Tuesday, September 07, 2010

Accountability

Is it me or have women/girls today stopped allowing themselves to be held accountable for not only what they say but their actions as well? Why do women/girls today not own up to who they are as people. Why does it seem like they can do whatever they please whenever they please and never have to own up to it?

We live in an age where women/girls are taught to be independent women. To be strong women who are dependent only on one person, themselves. Yet, there are quite a few times when I see times where women/girls are using and manipulating men/boys. They use men/boys to get a free meal out of them as well as, when they are dating, an expensive purse or some other pricey gift.

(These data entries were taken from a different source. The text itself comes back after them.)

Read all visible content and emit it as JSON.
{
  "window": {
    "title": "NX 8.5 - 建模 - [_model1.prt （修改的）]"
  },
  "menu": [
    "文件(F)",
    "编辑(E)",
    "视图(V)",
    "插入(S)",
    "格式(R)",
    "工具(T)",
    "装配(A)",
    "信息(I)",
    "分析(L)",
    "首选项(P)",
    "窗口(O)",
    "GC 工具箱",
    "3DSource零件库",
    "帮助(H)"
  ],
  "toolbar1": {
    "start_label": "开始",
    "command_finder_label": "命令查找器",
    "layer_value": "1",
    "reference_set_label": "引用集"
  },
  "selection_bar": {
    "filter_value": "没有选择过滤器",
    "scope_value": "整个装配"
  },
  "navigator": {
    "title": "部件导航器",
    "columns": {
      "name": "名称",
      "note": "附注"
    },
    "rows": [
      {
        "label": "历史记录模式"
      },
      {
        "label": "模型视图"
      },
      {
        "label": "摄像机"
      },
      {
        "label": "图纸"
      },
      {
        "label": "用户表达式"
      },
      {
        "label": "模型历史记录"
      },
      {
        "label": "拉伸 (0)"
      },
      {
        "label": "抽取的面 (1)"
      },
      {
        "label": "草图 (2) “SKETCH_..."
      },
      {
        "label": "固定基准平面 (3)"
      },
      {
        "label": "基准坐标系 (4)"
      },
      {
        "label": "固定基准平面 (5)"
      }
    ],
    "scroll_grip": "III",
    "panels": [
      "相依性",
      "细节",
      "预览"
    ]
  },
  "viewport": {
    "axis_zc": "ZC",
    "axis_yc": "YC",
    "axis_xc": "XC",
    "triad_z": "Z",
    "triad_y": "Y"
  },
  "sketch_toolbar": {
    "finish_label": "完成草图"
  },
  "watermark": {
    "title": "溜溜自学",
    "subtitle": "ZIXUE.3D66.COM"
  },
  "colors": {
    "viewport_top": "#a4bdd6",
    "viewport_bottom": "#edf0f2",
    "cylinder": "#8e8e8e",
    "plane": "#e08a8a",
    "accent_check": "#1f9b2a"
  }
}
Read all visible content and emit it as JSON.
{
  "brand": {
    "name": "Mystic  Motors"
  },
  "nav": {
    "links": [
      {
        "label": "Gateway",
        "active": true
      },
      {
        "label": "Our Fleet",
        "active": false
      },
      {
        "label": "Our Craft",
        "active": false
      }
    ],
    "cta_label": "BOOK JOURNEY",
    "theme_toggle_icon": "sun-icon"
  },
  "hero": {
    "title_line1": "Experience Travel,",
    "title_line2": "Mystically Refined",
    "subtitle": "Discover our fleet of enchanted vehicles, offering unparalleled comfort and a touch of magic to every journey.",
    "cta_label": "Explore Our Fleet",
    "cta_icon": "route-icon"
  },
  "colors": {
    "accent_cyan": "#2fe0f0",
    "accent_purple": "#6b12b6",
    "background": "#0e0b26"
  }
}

Maybe I am out in left field but when I go out to dinner with a guy friend of mine I feel there are two ways to handle that situation, especially when one is in a committed relationship, one way is to go Dutch, split the check, a shocking concept especially to those women who believe not only should their boyfriend/husband cater to them but every man on the planet. Another way to handle the situation is if he pays for the entire dinner then the next time that you two go out together YOU pay for the entire dinner. Now granted guys feel a bit odd when a woman pays for their dinner so your best bet is to just split the check. That way especially if you are in a relationship you don't give your guy friend the wrong idea.

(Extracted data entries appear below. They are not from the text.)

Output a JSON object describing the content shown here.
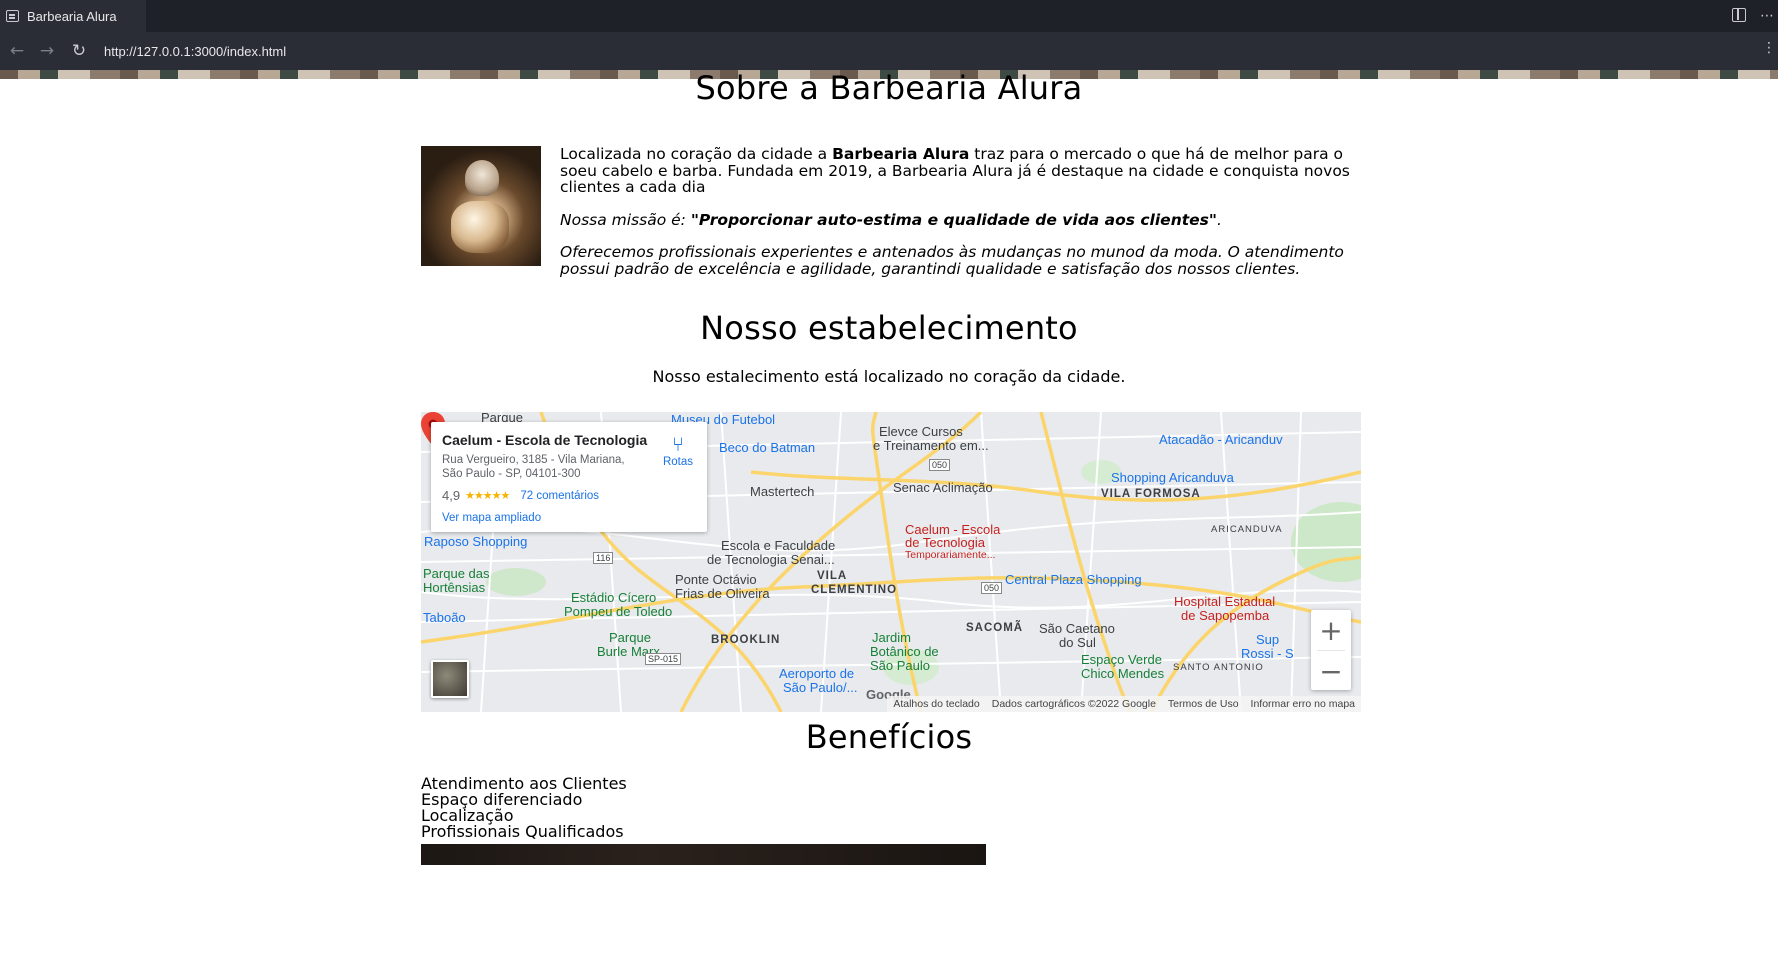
{
  "browser": {
    "tab_title": "Barbearia Alura",
    "url": "http://127.0.0.1:3000/index.html",
    "icons": [
      "tab-page-icon",
      "sidebar-toggle-icon",
      "more-icon",
      "back-arrow-icon",
      "forward-arrow-icon",
      "reload-icon",
      "menu-icon"
    ]
  },
  "about": {
    "title": "Sobre a Barbearia Alura",
    "p1_before": "Localizada no coração da cidade a ",
    "p1_brand": "Barbearia Alura",
    "p1_after": " traz para o mercado o que há de melhor para o soeu cabelo e barba. Fundada em 2019, a Barbearia Alura já é destaque na cidade e conquista novos clientes a cada dia",
    "mission_label": "Nossa missão é: ",
    "mission_quote": "\"Proporcionar auto-estima e qualidade de vida aos clientes\"",
    "mission_end": ".",
    "p3": "Oferecemos profissionais experientes e antenados às mudanças no munod da moda. O atendimento possui padrão de excelência e agilidade, garantindi qualidade e satisfação dos nossos clientes."
  },
  "establishment": {
    "title": "Nosso estabelecimento",
    "subtitle": "Nosso estalecimento está localizado no coração da cidade."
  },
  "map": {
    "place_name": "Caelum - Escola de Tecnologia",
    "address_line1": "Rua Vergueiro, 3185 - Vila Mariana,",
    "address_line2": "São Paulo - SP, 04101-300",
    "rating": "4,9",
    "stars": "★★★★★",
    "reviews": "72 comentários",
    "bigger_map": "Ver mapa ampliado",
    "directions": "Rotas",
    "labels": {
      "parque": "Parque",
      "museu": "Museu do Futebol",
      "beco": "Beco do Batman",
      "elevce1": "Elevce Cursos",
      "elevce2": "e Treinamento em...",
      "atacadao": "Atacadão - Aricanduv",
      "shopping_aric": "Shopping Aricanduva",
      "mastertech": "Mastertech",
      "senac": "Senac Aclimação",
      "vila_formosa": "VILA FORMOSA",
      "aricanduva": "ARICANDUVA",
      "raposo": "Raposo Shopping",
      "escola1": "Escola e Faculdade",
      "escola2": "de Tecnologia Senai...",
      "caelum1": "Caelum - Escola",
      "caelum2": "de Tecnologia",
      "caelum3": "Temporariamente...",
      "central_plaza": "Central Plaza Shopping",
      "parque_hort1": "Parque das",
      "parque_hort2": "Hortênsias",
      "ponte1": "Ponte Octávio",
      "ponte2": "Frias de Oliveira",
      "vila_clem1": "VILA",
      "vila_clem2": "CLEMENTINO",
      "estadio1": "Estádio Cícero",
      "estadio2": "Pompeu de Toledo",
      "hospital1": "Hospital Estadual",
      "hospital2": "de Sapopemba",
      "taboao": "Taboão",
      "burle1": "Parque",
      "burle2": "Burle Marx",
      "brooklin": "BROOKLIN",
      "sacoma": "SACOMÃ",
      "sao_caetano1": "São Caetano",
      "sao_caetano2": "do Sul",
      "jardim1": "Jardim",
      "jardim2": "Botânico de",
      "jardim3": "São Paulo",
      "aeroporto1": "Aeroporto de",
      "aeroporto2": "São Paulo/...",
      "espaco1": "Espaço Verde",
      "espaco2": "Chico Mendes",
      "santo_antonio": "SANTO ANTONIO",
      "sup_rossi1": "Sup",
      "sup_rossi2": "Rossi - S",
      "route_050a": "050",
      "route_050b": "050",
      "route_116": "116",
      "route_sp015": "SP-015"
    },
    "footer": {
      "shortcuts": "Atalhos do teclado",
      "data": "Dados cartográficos ©2022 Google",
      "terms": "Termos de Uso",
      "report": "Informar erro no mapa"
    },
    "google": "Google"
  },
  "benefits": {
    "title": "Benefícios",
    "items": [
      "Atendimento aos Clientes",
      "Espaço diferenciado",
      "Localização",
      "Profissionais Qualificados"
    ]
  }
}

Another thing I have an issue with is that girl that thinks that because it's her birthday or a holiday that your poor boyfriend/husband must either put together an extravagant event or buy that latest Michael Kors purse. Don't get me wrong presents are very much acceptable but not at the demanding level. Allow your guy to put some thought into the gift and allow him to choose the amount that he wishes to spend on you. Again if you BOTH conclude that spending crazy amounts of money of your significant other is what you wish to do then go forward and be happy. At the end of the day though if you're in a relationship then you need to just be happy with the person that your significant other is not with the money he has. Just my two cents though.

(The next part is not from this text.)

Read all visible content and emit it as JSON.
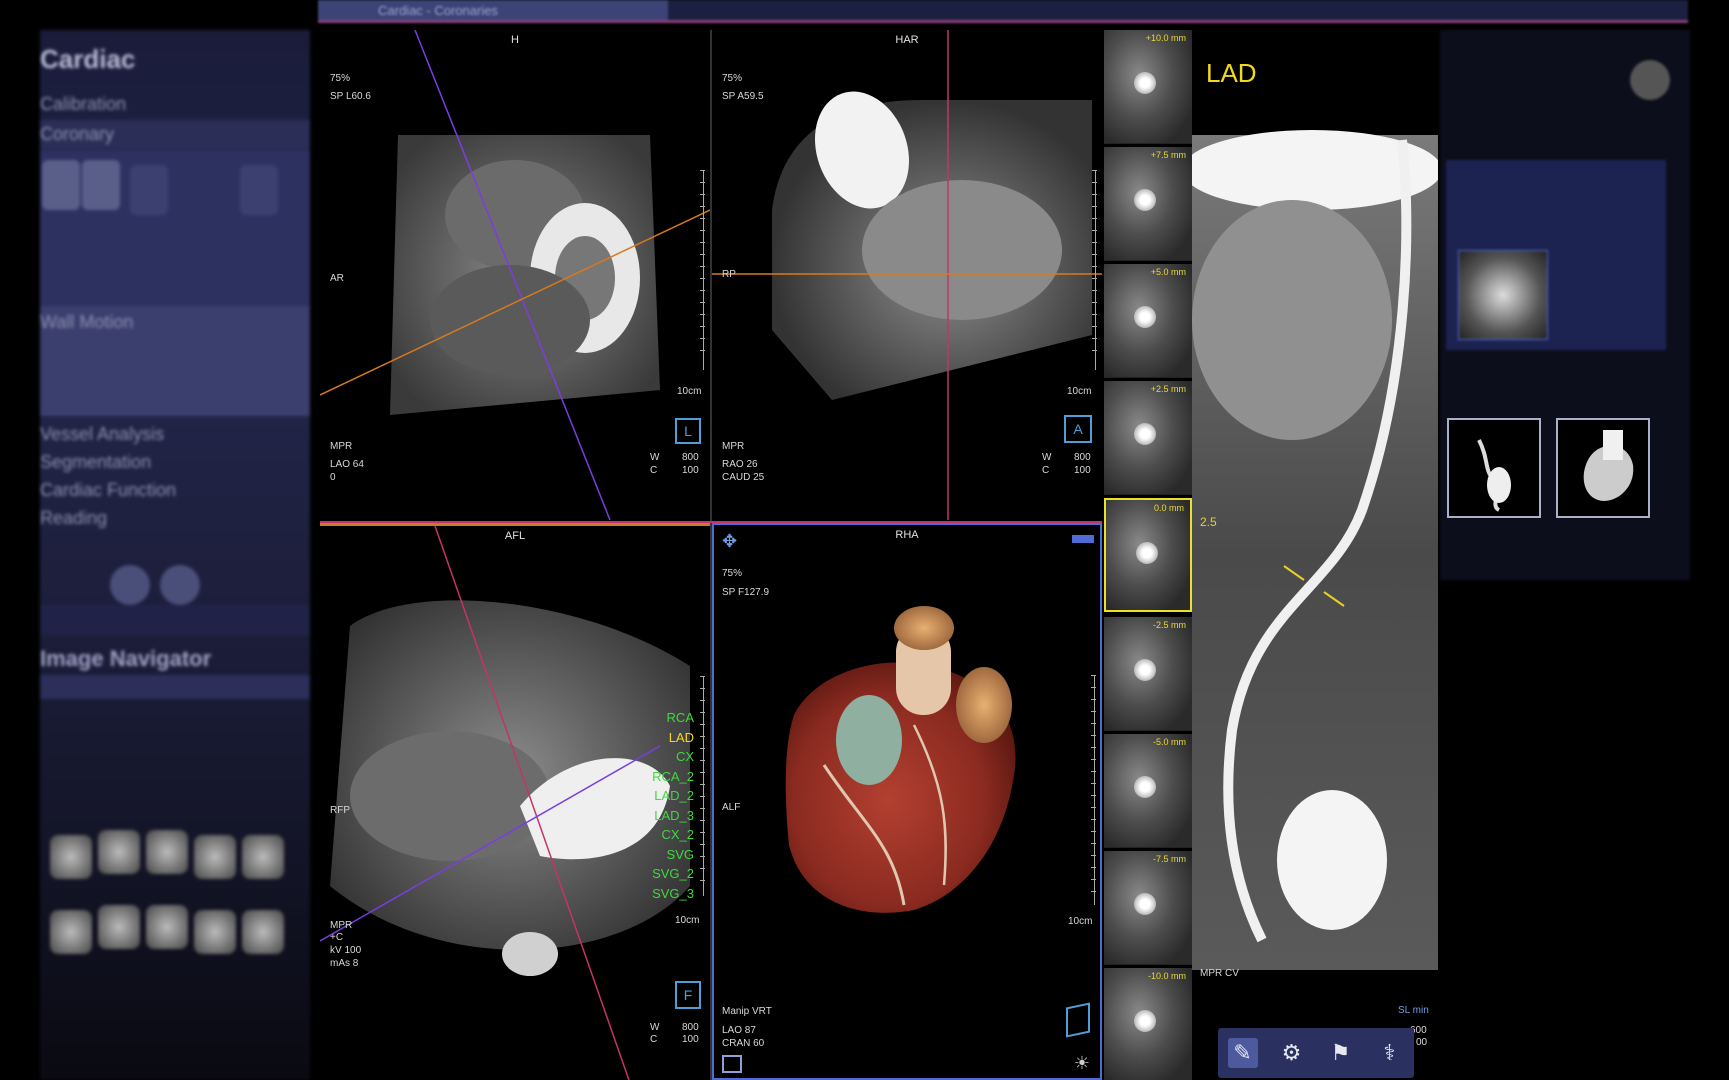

Personally if I want that expensive Michael Kors bag I'm going to find a way to get it on my own dime. I would feel better about owning that bag if I got it for myself rather than being one of those women/girls that demands her significant other get it for her. That's just how I feel about it personally. I feel achieved and proud of myself if I can provide for myself the things that I want.

I think that is where things fall flat. Why wait around for some guy to buy your dinner or that purse that you're eyeing? Why not find a way to achieve it? When did women/girls stop being responsible for their actions and how they act as people? I wonder...because I am not sure, but there is a part of me that is completely wrong about those peeves.

Friday, September 03, 2010

Dreams

Ever wonder why we dream and what they mean?

Are they our subconscious showing us emotions that we awake are afraid to feel?

Or are dreams merely entertainment for our sleeping state?

Honestly I have no answers. Granted if I did then I would be fairly wealthy. I flip flop back and forth about how I feel about dreams. Sometimes it does seem like my subconscious is trying to tell me to acknowledge feelings that awake I am ignoring yet I know that I am ignoring. Other times though I am pretty sure I'm feeling feelings that I am pretty sure I am not ignoring because such feelings aren't even possible in my current realm of being.

Then there are times though I wonder where the heck the dream was going and why there are so many impossibilities going on in the dream like how the heck did I end up in the middle of "True Blood". Because that is really not something I personally wish to do....be dropped in the middle of an episode to be more specific. I prefer sunshine and rainbows.

Dreams however are never what we think that they are. Sometimes maybe they are. Maybe that is the mystery of the subconscious that I have not delved into and for me personally safer not to know because then it'd be added craziness to my awake hours.

That's all the thoughts I have for now. Until the next wave of brilliance or lack thereof.